Investigating dynamic protocol-dependence of hERG potassium channel inhibition at 37 degrees C: Cisapride versus dofetilide

James T Milnes et al. J Pharmacol Toxicol Methods. 2010 Mar-Apr.

Abstract

Introduction: Pharmacological inhibition of cardiac potassium channels encoded by hERG (human ether-à-go-go-related gene) is associated with QT interval prolongation and torsades de pointes arrhythmia. Electrophysiological assays of hERG channel inhibition are integral to the safety testing of novel drug candidates. This study was conducted to compare, for the high affinity hERG inhibitors dofetilide and cisapride, hERG blockade between action potential (AP) and conventional (step and step-ramp) screening waveforms. Furthermore, it evaluated dynamic (pulse-by-pulse) protocol-dependence of hERG channel inhibition by these drugs.

Methods: Whole-cell patch-clamp recordings were made at 37 degrees C from hERG-expressing HEK 293 cells.

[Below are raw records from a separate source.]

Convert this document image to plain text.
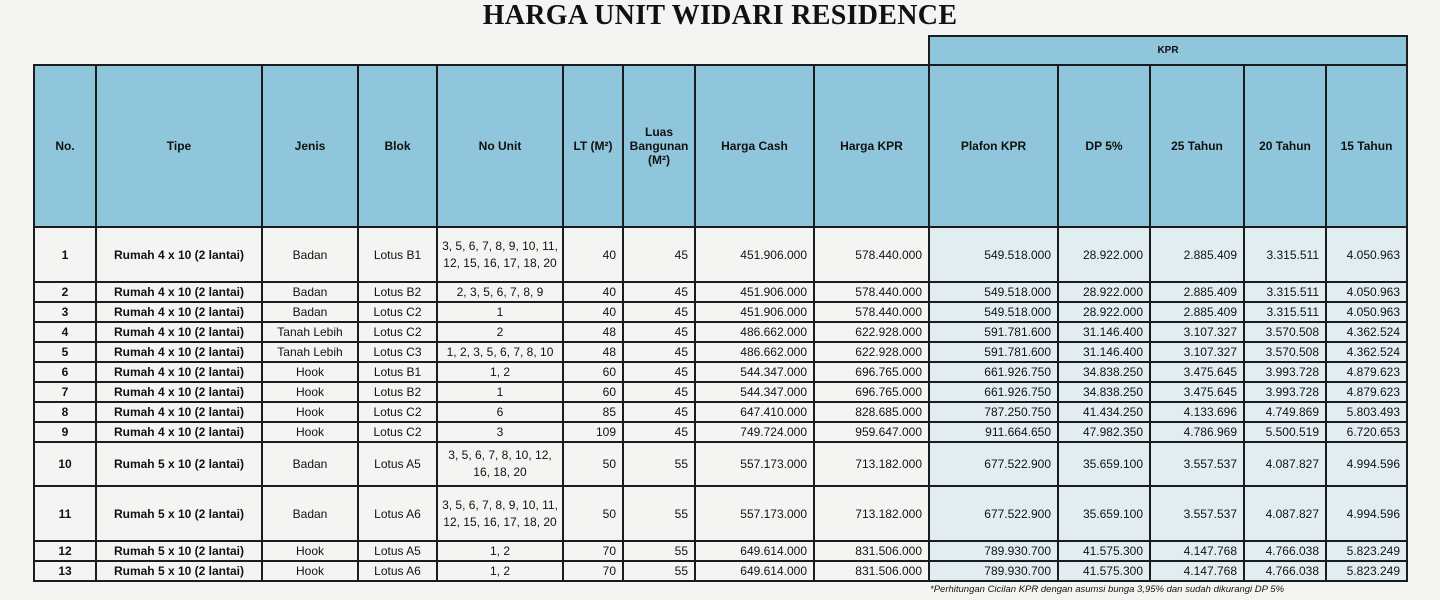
HARGA UNIT WIDARI RESIDENCE
									KPR				
No.	Tipe	Jenis	Blok	No Unit	LT (M²)	Luas Bangunan (M²)	Harga Cash	Harga KPR	Plafon KPR	DP 5%	25 Tahun	20 Tahun	15 Tahun
1	Rumah 4 x 10 (2 lantai)	Badan	Lotus B1	3, 5, 6, 7, 8, 9, 10, 11, 12, 15, 16, 17, 18, 20	40	45	451.906.000	578.440.000	549.518.000	28.922.000	2.885.409	3.315.511	4.050.963
2	Rumah 4 x 10 (2 lantai)	Badan	Lotus B2	2, 3, 5, 6, 7, 8, 9	40	45	451.906.000	578.440.000	549.518.000	28.922.000	2.885.409	3.315.511	4.050.963
3	Rumah 4 x 10 (2 lantai)	Badan	Lotus C2	1	40	45	451.906.000	578.440.000	549.518.000	28.922.000	2.885.409	3.315.511	4.050.963
4	Rumah 4 x 10 (2 lantai)	Tanah Lebih	Lotus C2	2	48	45	486.662.000	622.928.000	591.781.600	31.146.400	3.107.327	3.570.508	4.362.524
5	Rumah 4 x 10 (2 lantai)	Tanah Lebih	Lotus C3	1, 2, 3, 5, 6, 7, 8, 10	48	45	486.662.000	622.928.000	591.781.600	31.146.400	3.107.327	3.570.508	4.362.524
6	Rumah 4 x 10 (2 lantai)	Hook	Lotus B1	1, 2	60	45	544.347.000	696.765.000	661.926.750	34.838.250	3.475.645	3.993.728	4.879.623
7	Rumah 4 x 10 (2 lantai)	Hook	Lotus B2	1	60	45	544.347.000	696.765.000	661.926.750	34.838.250	3.475.645	3.993.728	4.879.623
8	Rumah 4 x 10 (2 lantai)	Hook	Lotus C2	6	85	45	647.410.000	828.685.000	787.250.750	41.434.250	4.133.696	4.749.869	5.803.493
9	Rumah 4 x 10 (2 lantai)	Hook	Lotus C2	3	109	45	749.724.000	959.647.000	911.664.650	47.982.350	4.786.969	5.500.519	6.720.653
10	Rumah 5 x 10 (2 lantai)	Badan	Lotus A5	3, 5, 6, 7, 8, 10, 12, 16, 18, 20	50	55	557.173.000	713.182.000	677.522.900	35.659.100	3.557.537	4.087.827	4.994.596
11	Rumah 5 x 10 (2 lantai)	Badan	Lotus A6	3, 5, 6, 7, 8, 9, 10, 11, 12, 15, 16, 17, 18, 20	50	55	557.173.000	713.182.000	677.522.900	35.659.100	3.557.537	4.087.827	4.994.596
12	Rumah 5 x 10 (2 lantai)	Hook	Lotus A5	1, 2	70	55	649.614.000	831.506.000	789.930.700	41.575.300	4.147.768	4.766.038	5.823.249
13	Rumah 5 x 10 (2 lantai)	Hook	Lotus A6	1, 2	70	55	649.614.000	831.506.000	789.930.700	41.575.300	4.147.768	4.766.038	5.823.249
*Perhitungan Cicilan KPR dengan asumsi bunga 3,95% dan sudah dikurangi DP 5%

Half-maximal inhibitory concentrations (IC(50) values) for I(hERG) blockade were obtained using conventional voltage clamp and action potential clamp, using previously digitised ventricular and Purkinje fibre (PF) AP waveforms.

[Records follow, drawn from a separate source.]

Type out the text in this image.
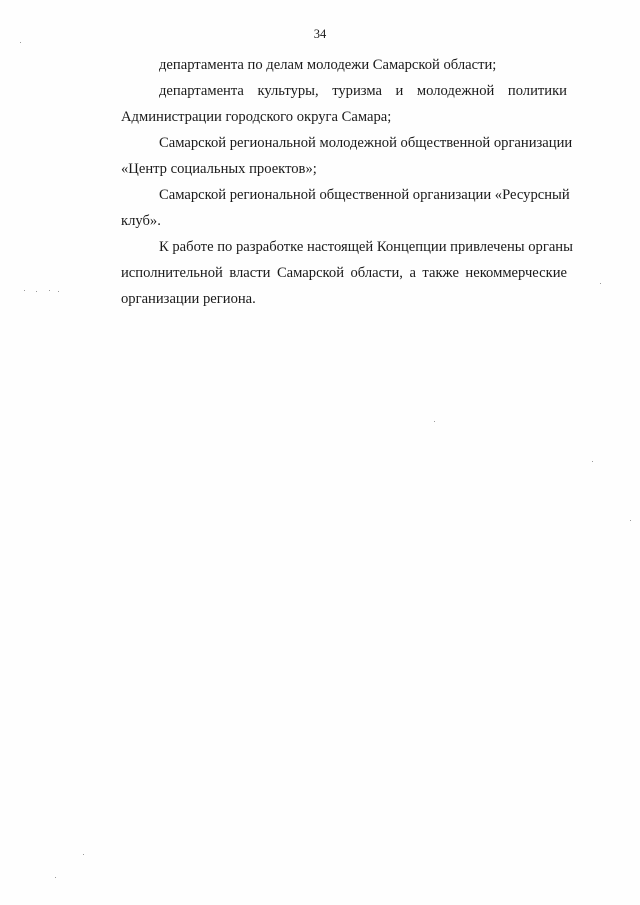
34
департамента по делам молодежи Самарской области;
департамента культуры, туризма и молодежной политики
Администрации городского округа Самара;
Самарской региональной молодежной общественной организации
«Центр социальных проектов»;
Самарской региональной общественной организации «Ресурсный
клуб».
К работе по разработке настоящей Концепции привлечены органы
исполнительной власти Самарской области, а также некоммерческие
организации региона.
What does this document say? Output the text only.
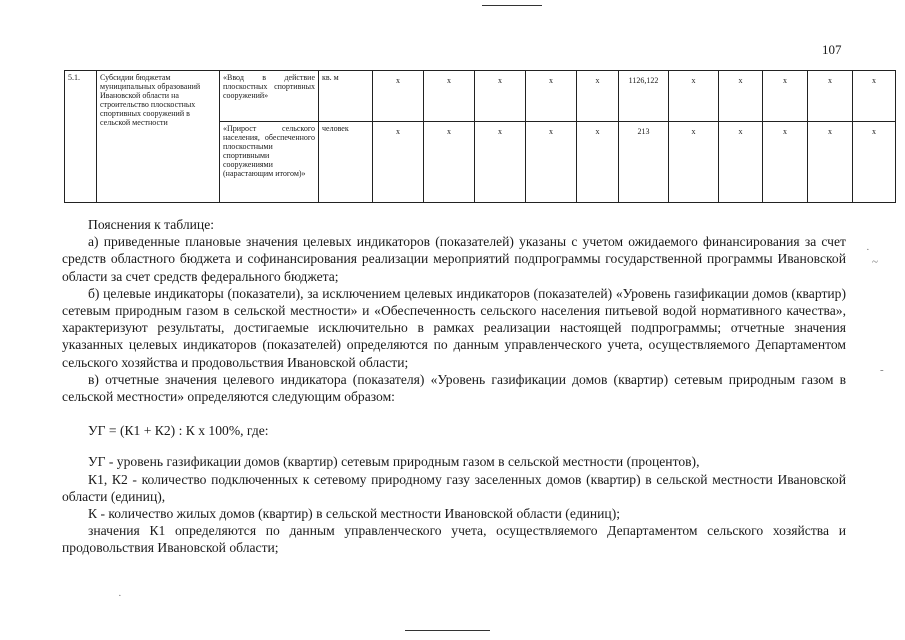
·
~
-
·
107
5.1.	Субсидии бюджетам муниципальных образований Ивановской области на строительство плоскостных спортивных сооружений в сельской местности	«Ввод в действие плоскостных спортивных сооружений»	кв. м	x	x	x	x	x	1126,122	x	x	x	x	x
		«Прирост сельского населения, обеспеченного плоскостными спортивными сооружениями (нарастающим итогом)»	человек	x	x	x	x	x	213	x	x	x	x	x

Пояснения к таблице:

а) приведенные плановые значения целевых индикаторов (показателей) указаны с учетом ожидаемого финансирования за счет средств областного бюджета и софинансирования реализации мероприятий подпрограммы государственной программы Ивановской области за счет средств федерального бюджета;

б) целевые индикаторы (показатели), за исключением целевых индикаторов (показателей) «Уровень газификации домов (квартир) сетевым природным газом в сельской местности» и «Обеспеченность сельского населения питьевой водой нормативного качества», характеризуют результаты, достигаемые исключительно в рамках реализации настоящей подпрограммы; отчетные значения указанных целевых индикаторов (показателей) определяются по данным управленческого учета, осуществляемого Департаментом сельского хозяйства и продовольствия Ивановской области;

в) отчетные значения целевого индикатора (показателя) «Уровень газификации домов (квартир) сетевым природным газом в сельской местности» определяются следующим образом:

УГ = (К1 + К2) : К х 100%, где:

УГ - уровень газификации домов (квартир) сетевым природным газом в сельской местности (процентов),

К1, К2 - количество подключенных к сетевому природному газу заселенных домов (квартир) в сельской местности Ивановской области (единиц),

К - количество жилых домов (квартир) в сельской местности Ивановской области (единиц);

значения К1 определяются по данным управленческого учета, осуществляемого Департаментом сельского хозяйства и продовольствия Ивановской области;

Results: A more marked variation in IC(50) values with different command waveforms was observed for cisapride (ranging from 7 to 72 nM) than for dofetilide (ranging from 4 to 15 nM), with higher IC(50)s obtained with AP than step or step-ramp commands. The two drugs differed little from one another in effects on voltage-dependent activation; however, I(hERG) blockade by each drug was initially voltage-dependent, but at steady-state was only voltage-dependent for cisapride. There was comparatively little difference between the two drugs in effects on I(hERG) availability or time constants of development of inactivation. Features of time-dependence of blockade and the use of protocols employing varying rest periods in drug or commands of alternating duration highlighted a pronounced ability of cisapride, but not dofetilide, to dissociate and reassociate from hERG on a pulse-by-pulse basis.

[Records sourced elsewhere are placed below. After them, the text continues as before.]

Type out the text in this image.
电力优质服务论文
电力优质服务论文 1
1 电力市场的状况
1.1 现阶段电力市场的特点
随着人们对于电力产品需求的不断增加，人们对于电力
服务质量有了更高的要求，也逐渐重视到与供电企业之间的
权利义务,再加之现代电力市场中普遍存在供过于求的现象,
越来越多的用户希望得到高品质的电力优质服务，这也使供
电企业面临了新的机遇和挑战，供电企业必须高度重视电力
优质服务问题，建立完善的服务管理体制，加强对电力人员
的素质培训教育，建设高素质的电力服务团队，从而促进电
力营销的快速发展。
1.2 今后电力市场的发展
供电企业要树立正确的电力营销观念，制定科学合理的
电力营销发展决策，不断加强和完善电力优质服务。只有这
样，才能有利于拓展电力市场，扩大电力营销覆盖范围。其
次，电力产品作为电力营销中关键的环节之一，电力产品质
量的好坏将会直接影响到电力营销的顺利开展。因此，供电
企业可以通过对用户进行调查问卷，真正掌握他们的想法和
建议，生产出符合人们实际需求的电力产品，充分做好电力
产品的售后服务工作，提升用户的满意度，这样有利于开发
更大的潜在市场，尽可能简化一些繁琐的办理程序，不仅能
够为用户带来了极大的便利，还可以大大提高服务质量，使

Discussion: Protocols described here that demonstrated dynamic variation (drug dissociation/reassociation) in hERG channel current blockade at 37 degrees C for cisapride may have future value for investigating drug interactions with the hERG channel. Downloadable digitised ventricular and PF AP waveforms that can be used in AP clamp experiments also accompany this article.